The complaint states that Judge Gary N. Wilcox of Bergen County, New Jersey, created a public TikTok account under the name Sal Tortorella, where he posted content that was “inappropriate and brought disrepute to the Judiciary.” This content was inappropriate either because it included “references to violence, sex, and misogyny,” was filmed “in chambers, in the courthouse, [or] in a bed,” or because Wilcox filmed it while “wearing his judicial robes and/or partially dressed while lying in bed.” 


“Respondent recorded several TikTok videos in his chambers, including songs which contained profanity, graphic sexual references to female and male body parts, and/or racist terms,” the complaint states. “In one such video recorded in chambers, Respondent, wearing a T-shirt with his face close to the camera, lip-syncs the following lyrics from Jump by Rihanna: ‘If you want it let's do it. Ride it, my pony. My saddle is waitin', come and jump on it. If you want it, let's do it.’”
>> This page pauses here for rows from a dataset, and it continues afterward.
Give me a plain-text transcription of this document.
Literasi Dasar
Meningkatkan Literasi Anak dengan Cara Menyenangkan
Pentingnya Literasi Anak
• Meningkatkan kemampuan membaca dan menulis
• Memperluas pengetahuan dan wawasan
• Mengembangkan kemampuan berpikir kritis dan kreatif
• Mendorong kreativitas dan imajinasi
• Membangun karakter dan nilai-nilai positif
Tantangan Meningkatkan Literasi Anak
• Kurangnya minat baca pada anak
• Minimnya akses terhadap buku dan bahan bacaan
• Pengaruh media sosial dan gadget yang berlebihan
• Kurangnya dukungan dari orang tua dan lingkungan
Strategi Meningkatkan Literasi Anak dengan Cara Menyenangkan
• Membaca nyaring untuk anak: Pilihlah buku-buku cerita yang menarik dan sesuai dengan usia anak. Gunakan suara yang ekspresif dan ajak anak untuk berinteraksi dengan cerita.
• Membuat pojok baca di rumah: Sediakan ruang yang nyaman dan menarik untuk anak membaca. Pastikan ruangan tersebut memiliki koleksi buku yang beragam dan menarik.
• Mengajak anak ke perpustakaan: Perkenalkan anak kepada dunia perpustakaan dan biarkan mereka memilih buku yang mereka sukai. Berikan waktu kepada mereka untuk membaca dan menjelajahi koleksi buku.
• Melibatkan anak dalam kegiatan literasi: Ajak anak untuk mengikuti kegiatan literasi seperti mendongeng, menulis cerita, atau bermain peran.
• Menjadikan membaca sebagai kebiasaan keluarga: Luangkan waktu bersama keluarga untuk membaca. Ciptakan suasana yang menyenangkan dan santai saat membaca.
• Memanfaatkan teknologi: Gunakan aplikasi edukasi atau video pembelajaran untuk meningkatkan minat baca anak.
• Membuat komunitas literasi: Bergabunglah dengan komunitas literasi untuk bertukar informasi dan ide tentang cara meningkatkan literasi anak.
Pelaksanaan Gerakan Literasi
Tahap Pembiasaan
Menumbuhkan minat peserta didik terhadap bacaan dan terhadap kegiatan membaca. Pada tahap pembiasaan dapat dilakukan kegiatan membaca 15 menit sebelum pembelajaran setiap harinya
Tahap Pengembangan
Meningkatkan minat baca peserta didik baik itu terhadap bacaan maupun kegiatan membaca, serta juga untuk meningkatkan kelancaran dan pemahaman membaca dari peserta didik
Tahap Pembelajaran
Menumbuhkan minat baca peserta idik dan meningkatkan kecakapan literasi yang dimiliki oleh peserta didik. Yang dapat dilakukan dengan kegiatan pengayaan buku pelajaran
As of Wednesday morning, the account appears to have been deleted or made private, as Motherboard could not find it on the app. 

“In a second video, Respondent, while in chambers with law books visible behind him and wearing a suit and tie, lip-syncs the following: ‘All my life, I've been waiting for somebody to whoop my ass. I mean business! You think you can run up on me and whip my monkey ass? Come on. Come on!’” the complaint states. It cites another video where the judge was “in his chambers wearing a suit and holding cash,” and another where he “smiles at the camera” while Touch It by Busta Rhymes plays in the background. 

“By his conduct in posting these and similar videos to TikTok, Respondent exhibited poor judgment and demonstrated disrespect for the Judiciary and an inability to conform to the high standards of conduct expected of judges,” the complaint states. 

Wilcox’s lawyer told The New York Times on Monday that he would be filing a response to the complaint after reviewing it. 

“In a still-frame screenshot of Respondent's profile page, Respondent added the following text: ‘100 followers! Thanks so much!! 😊😊😊” the complaint states.